Sans doute que la libération du désir fait peur, comme s’il était susceptible de révolutionner le monde, de remettre en cause les fondements de la société, ébranler nos valeurs. Et c’est vrai, le désir c’est l’abolition de frontières mais des frontières purement mentales. La raison est toujours là, mise en rapport. N’a-t-on jamais éprouvé le désir de tuer à un moment ou l’autre ? Pourtant seule une infime partie passe à l’acte. Le désir sexuel est sans doute encore plus sulfureux, de telle façon qu’il faut absolument le contrôler, le normer en le cachant et davantage encore quand il s’agit d’images dont le pouvoir suggestif est de facto déstabilisateur. On oublie ainsi qu’on souffre parfois plus de l’absence d’images que de son trop-plein…

Les mêmes réactions hostiles apparaissent à la seule évocation du sexe. Même sur des chats/blogs gays, il arrive d’entendre parler du sexe (vu sous l’angle de one-shot ou, en tout cas, en dehors du contexte amoureux) comme d'une expérience potentiellement destructrice ou de réduire la personnalité d’un individu à la façon dont il en parle, sans trop tenir compte de ce qu’il affirme par ailleurs.
Considérer le sexe comme un domaine privé, intime et non divulguable est un choix totalement respectable. Le problème se pose quand l’évocation publique du sexe libre est associée à de l’artificialité, voire même par certains à de la bestialité.

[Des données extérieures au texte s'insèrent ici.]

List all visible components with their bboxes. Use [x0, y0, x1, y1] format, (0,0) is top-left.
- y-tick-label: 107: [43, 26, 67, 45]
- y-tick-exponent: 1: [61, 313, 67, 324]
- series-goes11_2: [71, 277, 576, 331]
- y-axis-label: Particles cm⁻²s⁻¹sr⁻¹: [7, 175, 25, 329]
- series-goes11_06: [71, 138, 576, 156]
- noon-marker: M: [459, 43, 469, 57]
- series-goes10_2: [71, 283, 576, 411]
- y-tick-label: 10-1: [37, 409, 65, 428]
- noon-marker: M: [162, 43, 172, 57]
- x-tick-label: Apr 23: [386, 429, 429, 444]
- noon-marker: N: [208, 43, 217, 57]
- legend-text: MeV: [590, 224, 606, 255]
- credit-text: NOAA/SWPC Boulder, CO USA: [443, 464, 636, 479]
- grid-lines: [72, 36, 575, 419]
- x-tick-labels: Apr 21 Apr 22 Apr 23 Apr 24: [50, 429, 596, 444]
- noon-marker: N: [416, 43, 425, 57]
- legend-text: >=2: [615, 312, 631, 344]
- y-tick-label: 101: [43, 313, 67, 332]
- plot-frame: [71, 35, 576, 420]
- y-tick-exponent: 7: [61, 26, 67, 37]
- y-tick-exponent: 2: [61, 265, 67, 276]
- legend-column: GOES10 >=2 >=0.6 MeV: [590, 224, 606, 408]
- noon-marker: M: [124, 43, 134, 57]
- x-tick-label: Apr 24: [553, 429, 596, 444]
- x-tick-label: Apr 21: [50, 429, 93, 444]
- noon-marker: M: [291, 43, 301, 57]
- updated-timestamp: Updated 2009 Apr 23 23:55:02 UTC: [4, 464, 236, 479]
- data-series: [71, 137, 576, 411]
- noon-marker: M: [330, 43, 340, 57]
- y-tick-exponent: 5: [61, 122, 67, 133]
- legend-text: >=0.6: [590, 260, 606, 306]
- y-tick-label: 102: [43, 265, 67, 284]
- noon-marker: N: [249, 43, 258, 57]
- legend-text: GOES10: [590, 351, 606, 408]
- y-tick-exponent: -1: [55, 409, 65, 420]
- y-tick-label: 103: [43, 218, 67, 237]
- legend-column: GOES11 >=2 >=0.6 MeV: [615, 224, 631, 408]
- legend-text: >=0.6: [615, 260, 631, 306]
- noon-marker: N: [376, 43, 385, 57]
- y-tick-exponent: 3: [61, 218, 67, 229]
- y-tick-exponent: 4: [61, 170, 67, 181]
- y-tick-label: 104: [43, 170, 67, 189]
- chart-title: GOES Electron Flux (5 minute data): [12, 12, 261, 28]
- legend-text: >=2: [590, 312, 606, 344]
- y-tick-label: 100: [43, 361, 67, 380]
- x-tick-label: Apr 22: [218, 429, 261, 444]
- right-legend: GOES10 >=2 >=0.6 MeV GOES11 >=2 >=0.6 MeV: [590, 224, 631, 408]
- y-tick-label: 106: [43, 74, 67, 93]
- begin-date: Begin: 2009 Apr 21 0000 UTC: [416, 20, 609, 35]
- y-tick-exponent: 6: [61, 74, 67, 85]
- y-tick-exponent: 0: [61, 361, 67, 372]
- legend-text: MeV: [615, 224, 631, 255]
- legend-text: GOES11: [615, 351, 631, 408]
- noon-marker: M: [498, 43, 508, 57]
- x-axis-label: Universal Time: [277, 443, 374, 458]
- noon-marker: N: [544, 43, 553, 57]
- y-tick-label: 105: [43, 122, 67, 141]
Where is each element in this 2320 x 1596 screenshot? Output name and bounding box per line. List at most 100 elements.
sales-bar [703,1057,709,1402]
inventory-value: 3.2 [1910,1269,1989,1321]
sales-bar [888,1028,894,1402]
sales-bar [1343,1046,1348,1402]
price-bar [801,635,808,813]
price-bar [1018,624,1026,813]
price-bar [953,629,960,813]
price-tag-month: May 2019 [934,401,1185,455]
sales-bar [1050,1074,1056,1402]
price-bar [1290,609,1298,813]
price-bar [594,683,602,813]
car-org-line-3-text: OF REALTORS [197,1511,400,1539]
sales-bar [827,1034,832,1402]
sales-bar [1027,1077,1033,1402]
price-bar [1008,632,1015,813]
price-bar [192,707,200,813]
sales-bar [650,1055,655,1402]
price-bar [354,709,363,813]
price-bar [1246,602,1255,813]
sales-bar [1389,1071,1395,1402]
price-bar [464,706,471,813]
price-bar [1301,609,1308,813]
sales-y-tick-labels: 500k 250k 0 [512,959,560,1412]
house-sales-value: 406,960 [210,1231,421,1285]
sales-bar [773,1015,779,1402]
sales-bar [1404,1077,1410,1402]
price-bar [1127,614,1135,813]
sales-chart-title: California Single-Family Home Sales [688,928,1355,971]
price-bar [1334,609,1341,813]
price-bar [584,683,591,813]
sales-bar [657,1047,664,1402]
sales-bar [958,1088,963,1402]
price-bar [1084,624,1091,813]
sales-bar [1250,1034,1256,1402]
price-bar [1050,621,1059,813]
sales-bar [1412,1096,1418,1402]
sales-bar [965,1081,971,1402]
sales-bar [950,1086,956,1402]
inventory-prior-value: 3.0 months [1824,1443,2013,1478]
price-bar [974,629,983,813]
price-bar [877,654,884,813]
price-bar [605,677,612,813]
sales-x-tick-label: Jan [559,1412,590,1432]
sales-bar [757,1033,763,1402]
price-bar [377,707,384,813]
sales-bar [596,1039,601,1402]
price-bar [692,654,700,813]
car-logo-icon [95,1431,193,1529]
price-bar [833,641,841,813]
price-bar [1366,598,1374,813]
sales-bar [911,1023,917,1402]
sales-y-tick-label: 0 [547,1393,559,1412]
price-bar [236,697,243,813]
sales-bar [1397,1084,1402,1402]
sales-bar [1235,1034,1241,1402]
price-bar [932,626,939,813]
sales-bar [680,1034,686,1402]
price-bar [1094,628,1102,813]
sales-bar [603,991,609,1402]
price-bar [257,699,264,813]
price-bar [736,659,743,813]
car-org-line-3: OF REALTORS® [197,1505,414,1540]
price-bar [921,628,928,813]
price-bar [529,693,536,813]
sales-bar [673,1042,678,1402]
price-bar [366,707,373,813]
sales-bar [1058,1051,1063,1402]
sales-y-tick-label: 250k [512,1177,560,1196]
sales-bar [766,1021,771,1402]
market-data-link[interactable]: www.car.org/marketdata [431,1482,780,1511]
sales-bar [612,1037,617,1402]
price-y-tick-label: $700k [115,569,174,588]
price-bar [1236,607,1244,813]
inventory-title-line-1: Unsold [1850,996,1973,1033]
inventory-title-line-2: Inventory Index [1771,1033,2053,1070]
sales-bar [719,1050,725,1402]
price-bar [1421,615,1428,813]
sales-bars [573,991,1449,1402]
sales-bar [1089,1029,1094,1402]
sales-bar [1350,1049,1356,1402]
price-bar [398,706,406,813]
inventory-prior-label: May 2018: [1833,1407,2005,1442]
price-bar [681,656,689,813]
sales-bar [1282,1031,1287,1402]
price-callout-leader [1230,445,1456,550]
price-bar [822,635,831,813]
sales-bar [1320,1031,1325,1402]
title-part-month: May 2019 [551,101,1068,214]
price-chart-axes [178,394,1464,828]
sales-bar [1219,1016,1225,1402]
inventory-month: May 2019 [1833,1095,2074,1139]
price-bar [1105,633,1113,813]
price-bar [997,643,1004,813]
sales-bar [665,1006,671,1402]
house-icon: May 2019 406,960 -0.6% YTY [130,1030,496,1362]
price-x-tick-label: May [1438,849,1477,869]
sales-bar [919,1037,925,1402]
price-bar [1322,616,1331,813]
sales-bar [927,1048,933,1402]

L’expérience sexuelle fait sans doute partie des sensations les plus enivrantes de la vie. Parler de sexe est donc somme tout naturel : c’est un moyen d’encore profiter d'un souvenir passé (l’évocation d’une expérience sexuelle positive permet de prolonger l’état de bien-être qu’elle a provoquée) et de satisfaire d'une certaine manière sa soif de sexe sans devoir l’entreprendre.
Car il est clair qu’on aimerait sans doute tous (ou quasi tous) avoir plus de sexe. On manque parfois de temps, parfois d’opportunité. Les expériences sexuelles impliquent de temps à autre aussi trop de charges affectives pour les vivre sereinement. L’intimité abandonnée dans l’acte sexuel rend cette expérience spécifique, à la fois beaucoup plus excitante, revigorante mais plus déstabilisante si elle est perçue négativement. Tout le problème pour l’individu consiste à mettre en accord son désir et sa sensibilité. Le sexe dépend naturellement de son propre désir et du comportement du partenaire mais aussi du degré de ses attentes et de l’état émotionnel dans lequel on l’aborde.
Finalement le sexe demeure bel et bien une expérience, avec toutes les incertitudes qu’un tel terme implique. Une expérience qui vaut la peine d'être vécue.